(Reuters) - Rockwell Medical Inc reported positive results from a clinical study of its iron deficiency treatment for patients on hemodialysis.
The company’s shares, which rose 25 percent in early trading, later pared some gains to trade up 4 percent at $6.70.
The study was not part of Rockwell’s pivotal program to get U.S. Food and Drug Administration approval for the drug, company spokesman David Connolly said. He said Rockwell would use the results to market the drug if approved.
The drug, Soluble Ferric Pyrophosphate (SFP), is being tested in two late-stage trials as a treatment for iron deficiency in patients on hemodialysis - the process of removing wastes and extra fluid from the blood of patients with kidney failure.
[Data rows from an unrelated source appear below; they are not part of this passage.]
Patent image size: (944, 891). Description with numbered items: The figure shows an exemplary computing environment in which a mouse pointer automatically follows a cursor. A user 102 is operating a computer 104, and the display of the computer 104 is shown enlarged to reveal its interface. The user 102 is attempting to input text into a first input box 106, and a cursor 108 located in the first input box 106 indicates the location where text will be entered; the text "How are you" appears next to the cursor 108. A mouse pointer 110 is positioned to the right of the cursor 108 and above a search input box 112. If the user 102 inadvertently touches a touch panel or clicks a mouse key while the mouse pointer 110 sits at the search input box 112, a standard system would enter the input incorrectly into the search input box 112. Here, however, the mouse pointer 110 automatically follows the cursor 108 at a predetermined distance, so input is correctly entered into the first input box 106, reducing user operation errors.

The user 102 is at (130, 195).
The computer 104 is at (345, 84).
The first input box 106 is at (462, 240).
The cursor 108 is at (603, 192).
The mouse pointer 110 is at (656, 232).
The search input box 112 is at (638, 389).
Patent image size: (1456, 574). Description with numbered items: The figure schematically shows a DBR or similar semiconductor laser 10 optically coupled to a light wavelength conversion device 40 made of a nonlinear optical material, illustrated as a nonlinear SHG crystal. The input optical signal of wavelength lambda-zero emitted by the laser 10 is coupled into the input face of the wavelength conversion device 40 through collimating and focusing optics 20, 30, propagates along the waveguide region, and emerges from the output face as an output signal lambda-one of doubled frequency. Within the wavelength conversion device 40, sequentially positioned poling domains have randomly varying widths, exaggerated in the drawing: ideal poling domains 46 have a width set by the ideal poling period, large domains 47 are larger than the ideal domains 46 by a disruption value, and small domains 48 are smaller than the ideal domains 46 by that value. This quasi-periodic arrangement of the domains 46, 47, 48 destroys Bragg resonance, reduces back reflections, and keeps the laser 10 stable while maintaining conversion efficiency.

Rockwell said the study results announced on Monday showed regular administration of its treatment reduced the need for erythropoietin stimulating agents (ESAs), which are used to stimulate red blood cell production, by 37 percent.
“This doesn’t get them any closer to the approval,” said Zacks Investment Research analyst Brian Marckx.
“This essentially says that SFP may not necessarily be inferior to intravenous (IV) iron in reducing the amount of ESA used. It doesn’t say that it’s better than IV iron,” he said.
Results of the FDA-approved trials are expected in the second half of 2013. Connolly said that Rockwell expected to file for marketing approval by the end of the year.
Rockwell is also testing SFP in early-stage trials for three other mediums of delivery - oral, peritoneal dialysis and total parenteral nutrition.